This article is from April 2009 and may contain outdated material.
Has the pendulum of anesthesia reversed direction? In recent years, cataract surgeons had been moving from regional blocks to straight topical approaches, but now some are returning to needle-based anesthesia or opt for a middle ground with sub-Tenon’s procedures. “For a while everyone rushed to straight topical—and there are still a lot of ophthalmologists doing that and doing it very well,” said David D. Markoff, MD, in private practice in Clyde, N.C., and president of the Ophthalmic Anesthesia Society. “But I know some people who went to topical and have now gone back to having the anesthetist do a full retrobulbar block. Others, especially overseas, use a sub-Tenon’s block, which is where I have settled out. Sub-Tenon’s often gives you a better block than topical, but with the blunt plastic cannula you don’t have the risk of placing a needle someplace where it’s going to cause a problem.” He added that almost half of non-needle–based blocks in the United Kingdom are now sub-Tenon’s.
Anesthesia Professionals Play Key Role
R. Bruce Wallace III, MD, clinical professor of ophthalmology at Louisiana State University in New Orleans, has also witnessed a shift in surgeon preferences in the United States. “A number of surgeons tried topical, even for several years, and found an efficiency problem, and certainly had a concern about unpredictability in some patients.” With needle-based procedures, much depends on the anesthesia professional, Dr. Wallace said. Some surgeons have gone back to using injection anesthesia if the anesthesia partner can do good blocks.
Nursing to the rescue. “We’re seeing more clinical registered nurse anesthetists who are practicing more or less on their own,” Dr. Wallace continued, “and some are becoming ophthalmology specific. Once they have that extra expertise and experience, the surgeon can rely even more on their skills.”
Dr. Markoff added that some CRNAs have devoted their entire professional lives to becoming very proficient in performing retrobulbar blocks, and many surgeons, especially in high-volume centers, appreciate having the eye completely blocked when they come into the operating room.

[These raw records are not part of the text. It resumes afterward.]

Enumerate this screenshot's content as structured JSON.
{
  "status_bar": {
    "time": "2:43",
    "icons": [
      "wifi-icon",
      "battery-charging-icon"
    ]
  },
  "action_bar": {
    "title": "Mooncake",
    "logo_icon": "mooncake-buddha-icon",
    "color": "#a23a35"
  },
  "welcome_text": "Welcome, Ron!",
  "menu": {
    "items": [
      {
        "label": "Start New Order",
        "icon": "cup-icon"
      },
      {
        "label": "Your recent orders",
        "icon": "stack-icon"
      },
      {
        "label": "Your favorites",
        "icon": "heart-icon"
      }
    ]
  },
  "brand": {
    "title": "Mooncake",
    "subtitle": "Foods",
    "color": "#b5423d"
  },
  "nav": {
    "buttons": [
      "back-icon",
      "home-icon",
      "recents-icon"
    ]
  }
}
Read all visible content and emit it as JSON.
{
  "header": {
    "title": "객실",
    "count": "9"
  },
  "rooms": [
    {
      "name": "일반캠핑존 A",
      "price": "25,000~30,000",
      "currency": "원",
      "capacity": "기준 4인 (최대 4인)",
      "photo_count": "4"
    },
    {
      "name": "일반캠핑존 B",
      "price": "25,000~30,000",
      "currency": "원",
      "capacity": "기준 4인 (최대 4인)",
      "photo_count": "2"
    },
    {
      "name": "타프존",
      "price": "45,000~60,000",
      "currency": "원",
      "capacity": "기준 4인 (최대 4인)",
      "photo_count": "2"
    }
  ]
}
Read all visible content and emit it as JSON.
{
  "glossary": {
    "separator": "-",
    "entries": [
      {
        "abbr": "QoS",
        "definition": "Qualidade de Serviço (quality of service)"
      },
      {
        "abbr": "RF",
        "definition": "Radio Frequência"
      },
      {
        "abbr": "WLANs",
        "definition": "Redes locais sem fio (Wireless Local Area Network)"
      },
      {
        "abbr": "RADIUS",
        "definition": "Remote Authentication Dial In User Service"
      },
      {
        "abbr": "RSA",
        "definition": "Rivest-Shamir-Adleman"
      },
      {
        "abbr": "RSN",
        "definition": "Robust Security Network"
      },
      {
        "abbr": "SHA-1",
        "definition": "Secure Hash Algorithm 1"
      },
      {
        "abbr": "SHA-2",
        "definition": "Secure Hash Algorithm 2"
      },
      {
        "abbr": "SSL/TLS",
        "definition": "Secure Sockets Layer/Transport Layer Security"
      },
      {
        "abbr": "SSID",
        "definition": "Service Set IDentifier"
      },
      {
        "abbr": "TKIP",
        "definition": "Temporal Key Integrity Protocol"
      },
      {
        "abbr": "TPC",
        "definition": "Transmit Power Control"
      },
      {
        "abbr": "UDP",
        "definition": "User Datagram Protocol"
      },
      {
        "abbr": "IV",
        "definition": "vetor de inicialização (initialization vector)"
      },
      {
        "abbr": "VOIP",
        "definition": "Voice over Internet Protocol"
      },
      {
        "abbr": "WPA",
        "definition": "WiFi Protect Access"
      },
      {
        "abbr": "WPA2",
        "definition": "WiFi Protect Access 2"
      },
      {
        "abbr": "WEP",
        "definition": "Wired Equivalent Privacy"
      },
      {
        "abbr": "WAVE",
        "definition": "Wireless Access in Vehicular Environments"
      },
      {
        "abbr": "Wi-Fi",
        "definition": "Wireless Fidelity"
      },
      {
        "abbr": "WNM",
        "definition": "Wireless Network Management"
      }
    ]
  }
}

Physician and Patient Preferences
All of the approaches to cataract anesthesia provide adequate pain control, and serious problems are rare. As a result, the choice of technique usually comes down to a physician’s preference and comfort level and any concerns or preferences the patient may have.
Some patients don’t like retrobulbar procedures because they dislike seeing the needle coming toward them. “In the few head-to-head studies that have been done, patients like the anesthesia of a retrobulbar block, but they don’t like the administration of it,” Dr. Markoff noted. “And they love the administration of topical anesthesia but sometimes don’t like that the eye is not real numb and that they can see the light. With a sub-Tenon’s procedure, you get blunting of the light reflex, but sub-Tenon’s doesn’t completely knock out the muscles, so you don’t get the degree of akinesia you would with a retrobulbar block.”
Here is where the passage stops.